The positive February data comes after the Hong Kong-based carrier reported its worst annual result since 2008 as industry fundamentals of overcapacity, weak demand, and intense regional competition turned a $772 million 2015 profit into a $72 million 2016 loss.

Cathay Pacific and regional carrier Cathay Dragon carried 137,674 tonnes of cargo and mail in February, an increase of 17.4 percent compared with the same month in 2016. In the first two months of 2017, the tonnage carried has risen by 9 percent against an increase in capacity of under 1 percent.

The cargo and mail load factor rose by 6.2 percentage points to 64.2 percent in February. Capacity, measured in available cargo-mail tonne kilometres, was up by 1.2 percent, and cargo and mail revenue tonne kilometres, known as RTKs, increased by 1 percent.

Mark Sutch, Cathay Pacific general manager of cargo sales and marketing, said as expected, the first half of February saw volumes significantly affected by the Lunar New Year holiday.

“However, trade in the region was quick to rebound from the middle of the month, which was soon followed by a pick-up in long-haul trade, leading to a full recovery by month-end,” he said in a statement.

“It was encouraging to see that inbound loads from North America and Europe held up throughout — albeit on a reduced operating capacity.
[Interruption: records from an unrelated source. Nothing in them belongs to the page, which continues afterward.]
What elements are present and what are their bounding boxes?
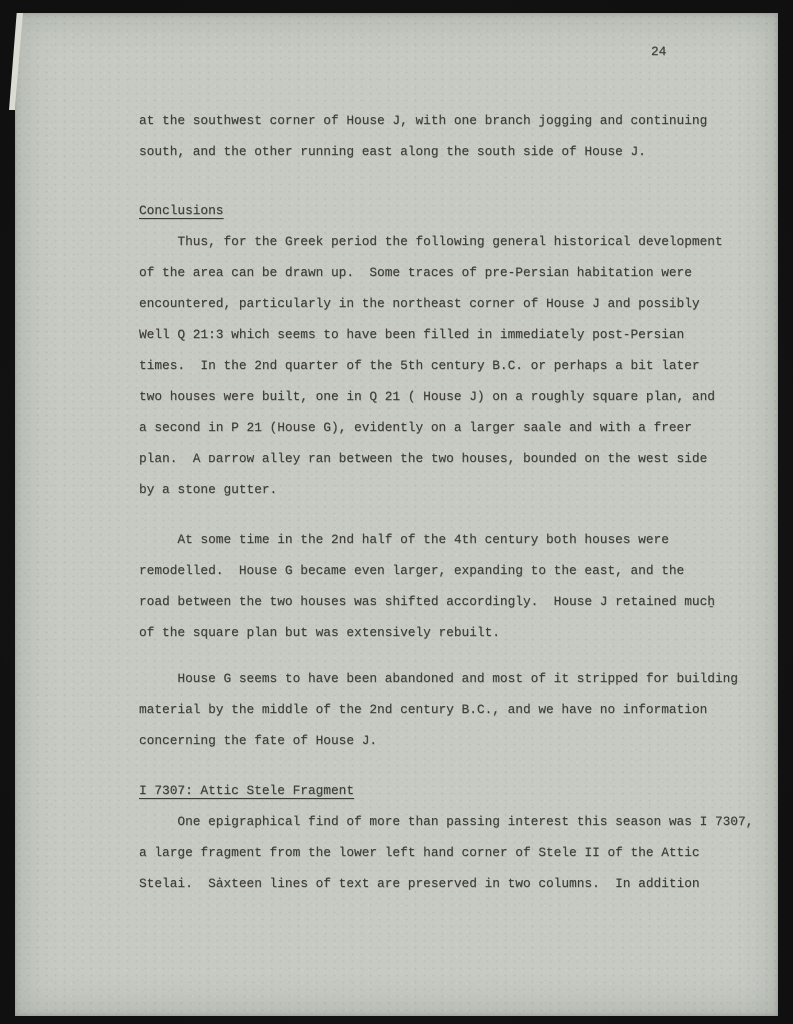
text-line: of the area can be drawn up. Some traces… (139, 257, 769, 288)
text-line: House G seems to have been abandoned and… (139, 663, 769, 694)
text-line: remodelled. House G became even larger, … (139, 555, 769, 586)
text-line: a large fragment from the lower left han… (139, 837, 769, 868)
paragraph-continuation: at the southwest corner of House J, with… (139, 105, 769, 167)
paragraph-lines: House G seems to have been abandoned and… (139, 663, 769, 756)
paragraph-remodelling: At some time in the 2nd half of the 4th … (139, 524, 769, 648)
text-line: plan. A ᴅarrow alley ran between the two… (139, 443, 769, 474)
paragraph-abandonment: House G seems to have been abandoned and… (139, 663, 769, 756)
section-heading: I 7307: Attic Stele Fragment (139, 775, 769, 806)
text-line: a second in P 21 (House G), evidently on… (139, 412, 769, 443)
section-heading: Conclusions (139, 195, 769, 226)
text-line: road between the two houses was shifted … (139, 586, 769, 617)
text-line: two houses were built, one in Q 21 ( Hou… (139, 381, 769, 412)
page-number: 24 (651, 42, 666, 62)
text-line: Well Q 21:3 which seems to have been fil… (139, 319, 769, 350)
text-line: material by the middle of the 2nd centur… (139, 694, 769, 725)
section-conclusions: Conclusions Thus, for the Greek period t… (139, 195, 769, 505)
text-line: encountered, particularly in the northea… (139, 288, 769, 319)
text-line: Stelai. Sȧxteen lines of text are preser… (139, 868, 769, 899)
scanned-document-background: 24 at the southwest corner of House J, w… (0, 0, 793, 1024)
paragraph-lines: at the southwest corner of House J, with… (139, 105, 769, 167)
text-line: At some time in the 2nd half of the 4th … (139, 524, 769, 555)
text-line: by a stone gutter. (139, 474, 769, 505)
text-line: at the southwest corner of House J, with… (139, 105, 769, 136)
text-line: One epigraphical find of more than passi… (139, 806, 769, 837)
text-line: south, and the other running east along … (139, 136, 769, 167)
text-line: Thus, for the Greek period the following… (139, 226, 769, 257)
text-line: times. In the 2nd quarter of the 5th cen… (139, 350, 769, 381)
paragraph-lines: One epigraphical find of more than passi… (139, 806, 769, 899)
paragraph-lines: Thus, for the Greek period the following… (139, 226, 769, 505)
paragraph-lines: At some time in the 2nd half of the 4th … (139, 524, 769, 648)
text-line: concerning the fate of House J. (139, 725, 769, 756)
text-line: of the square plan but was extensively r… (139, 617, 769, 648)
section-attic-stele-fragment: I 7307: Attic Stele Fragment One epigrap… (139, 775, 769, 899)
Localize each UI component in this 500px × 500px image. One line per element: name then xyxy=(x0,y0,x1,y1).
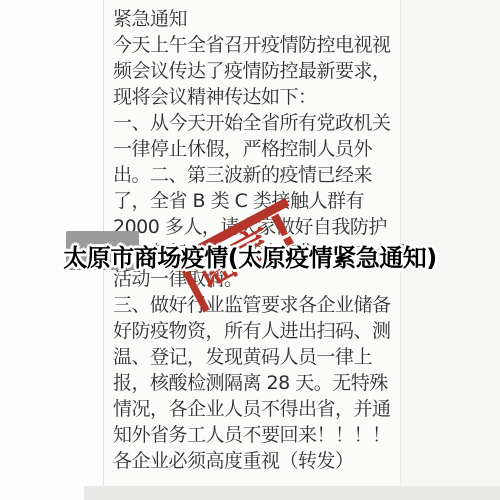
notice-line: 各企业必须高度重视（转发） xyxy=(113,448,396,474)
notice-line: 了，全省 B 类 C 类接触人群有 xyxy=(113,188,396,214)
notice-line: 今天上午全省召开疫情防控电视视 xyxy=(113,32,396,58)
notice-line: 一、从今天开始全省所有党政机关 xyxy=(113,110,396,136)
notice-line: 出。二、第三波新的疫情已经来 xyxy=(113,162,396,188)
overlay-title: 太原市商场疫情(太原疫情紧急通知) xyxy=(0,238,500,273)
notice-line: 情况，各企业人员不得出省，并通 xyxy=(113,396,396,422)
notice-line: 温、登记，发现黄码人员一律上 xyxy=(113,344,396,370)
notice-line: 紧急通知 xyxy=(113,6,396,32)
notice-line: 现将会议精神传达如下： xyxy=(113,84,396,110)
notice-line: 知外省务工人员不要回来！！！！ xyxy=(113,422,396,448)
notice-line: 一律停止休假，严格控制人员外 xyxy=(113,136,396,162)
notice-line: 频会议传达了疫情防控最新要求， xyxy=(113,58,396,84)
notice-line: 三、做好行业监管要求各企业储备 xyxy=(113,292,396,318)
bottom-band xyxy=(84,486,500,500)
notice-line: 好防疫物资，所有人进出扫码、测 xyxy=(113,318,396,344)
notice-line: 报，核酸检测隔离 28 天。无特殊 xyxy=(113,370,396,396)
article-thumbnail: 紧急通知 今天上午全省召开疫情防控电视视 频会议传达了疫情防控最新要求， 现将会… xyxy=(0,0,500,500)
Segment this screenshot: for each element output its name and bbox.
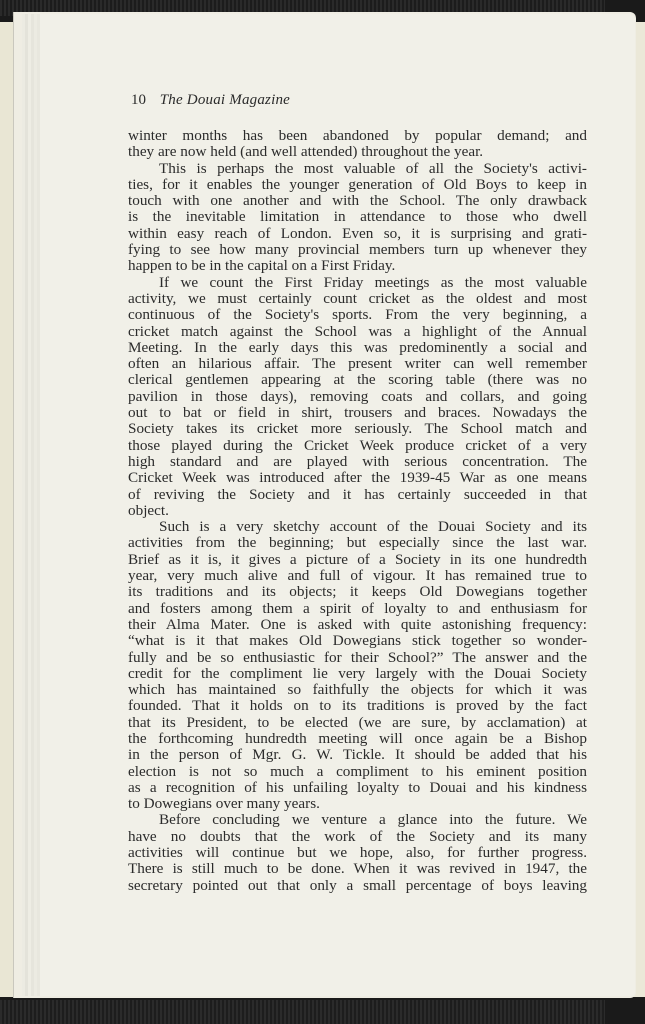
text-line: ties, for it enables the younger generat…	[128, 177, 587, 193]
text-line: secretary pointed out that only a small …	[128, 878, 587, 894]
paragraph: This is perhaps the most valuable of all…	[128, 161, 587, 275]
text-line: and fosters among them a spirit of loyal…	[128, 601, 587, 617]
text-line: founded. That it holds on to its traditi…	[128, 698, 587, 714]
text-line: of reviving the Society and it has certa…	[128, 487, 587, 503]
text-line: cricket match against the School was a h…	[128, 324, 587, 340]
text-line: as a recognition of his unfailing loyalt…	[128, 780, 587, 796]
text-line: If we count the First Friday meetings as…	[128, 275, 587, 291]
paragraph: If we count the First Friday meetings as…	[128, 275, 587, 519]
text-line: high standard and are played with seriou…	[128, 454, 587, 470]
text-line: credit for the compliment lie very large…	[128, 666, 587, 682]
text-line: This is perhaps the most valuable of all…	[128, 161, 587, 177]
text-line: year, very much alive and full of vigour…	[128, 568, 587, 584]
text-line: election is not so much a compliment to …	[128, 764, 587, 780]
text-line: touch with one another and with the Scho…	[128, 193, 587, 209]
page-number: 10	[131, 92, 146, 108]
article-body: winter months has been abandoned by popu…	[128, 128, 587, 894]
text-line: which has maintained so faithfully the o…	[128, 682, 587, 698]
paragraph: Before concluding we venture a glance in…	[128, 812, 587, 893]
text-line: object.	[128, 503, 587, 519]
text-line: is the inevitable limitation in attendan…	[128, 209, 587, 225]
text-line: within easy reach of London. Even so, it…	[128, 226, 587, 242]
text-line: pavilion in those days), removing coats …	[128, 389, 587, 405]
text-line: “what is it that makes Old Dowegians sti…	[128, 633, 587, 649]
text-line: Before concluding we venture a glance in…	[128, 812, 587, 828]
text-line: activity, we must certainly count cricke…	[128, 291, 587, 307]
text-line: those played during the Cricket Week pro…	[128, 438, 587, 454]
text-line: that its President, to be elected (we ar…	[128, 715, 587, 731]
text-line: continuous of the Society's sports. From…	[128, 307, 587, 323]
paragraph: Such is a very sketchy account of the Do…	[128, 519, 587, 812]
text-line: Such is a very sketchy account of the Do…	[128, 519, 587, 535]
text-line: often an hilarious affair. The present w…	[128, 356, 587, 372]
book-cover-bottom	[0, 1000, 605, 1024]
text-line: fully and be so enthusiastic for their S…	[128, 650, 587, 666]
text-line: activities will continue but we hope, al…	[128, 845, 587, 861]
text-line: the forthcoming hundredth meeting will o…	[128, 731, 587, 747]
paragraph: winter months has been abandoned by popu…	[128, 128, 587, 161]
text-line: clerical gentlemen appearing at the scor…	[128, 372, 587, 388]
text-line: fying to see how many provincial members…	[128, 242, 587, 258]
text-line: its traditions and its objects; it keeps…	[128, 584, 587, 600]
text-line: out to bat or field in shirt, trousers a…	[128, 405, 587, 421]
text-line: have no doubts that the work of the Soci…	[128, 829, 587, 845]
text-line: in the person of Mgr. G. W. Tickle. It s…	[128, 747, 587, 763]
text-line: Brief as it is, it gives a picture of a …	[128, 552, 587, 568]
running-head: 10 The Douai Magazine	[131, 92, 290, 109]
magazine-title: The Douai Magazine	[160, 92, 290, 108]
text-line: to Dowegians over many years.	[128, 796, 587, 812]
text-line: happen to be in the capital on a First F…	[128, 258, 587, 274]
text-line: they are now held (and well attended) th…	[128, 144, 587, 160]
text-line: There is still much to be done. When it …	[128, 861, 587, 877]
text-line: Meeting. In the early days this was pred…	[128, 340, 587, 356]
text-line: Cricket Week was introduced after the 19…	[128, 470, 587, 486]
text-line: winter months has been abandoned by popu…	[128, 128, 587, 144]
text-line: activities from the beginning; but espec…	[128, 535, 587, 551]
text-line: Society takes its cricket more seriously…	[128, 421, 587, 437]
text-line: their Alma Mater. One is asked with quit…	[128, 617, 587, 633]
Taking into account the changes in the Chinese New Year holiday period this year [the Lunar New Year arrived early], we managed solid tonnage growth, a reflection of the overall strengthening of global air cargo demand.”

Sutch is expecting Cathay to finish the quarter strongly, helped by the February start of a joint venture cargo partnership with Lufthansa Cargo between Hong Kong and Europe. “We predict March to be a busy month with more project shipments in the pipeline and the launch of a number of new consumer products.”

Parallel with container lines, there is a broad optimism beginning to sweep through the air cargo industry with commentary by industry observers taking on a distinctly different tone to most of the statements made last year.

Andrew Herdman, director general of the Association of Asia Pacific Airlines, "The overall picture for the year ahead looks broadly positive, against a backdrop of renewed optimism on global growth prospects and improving consumer and business confidence across sectors.”

Alexandre de Juniac, the International Air Transport Association’s director general and CEO, “The positive forces currently supporting growth are good news.”

De Juniac said in the longer term, the entry into force of the Trade Facilitation Agreement would cut red tape at borders for faster, cheaper, and easier trade. “The onus is now on the industry to seize the opportunity to accelerate the modernization of processes to make air cargo an even more compelling option for shippers.”

A strengthening airline environment will be appreciated not just by loss-making Cathay Pacific. Lufthansa Cargo posted an adjusted loss before interest and tax of 50 million euros ($53.7 million), compared with a 74-million-euro profit a year earlier, on revenue down 11.5 percent at 2.1 billion euros against 2.35 billion euros last year.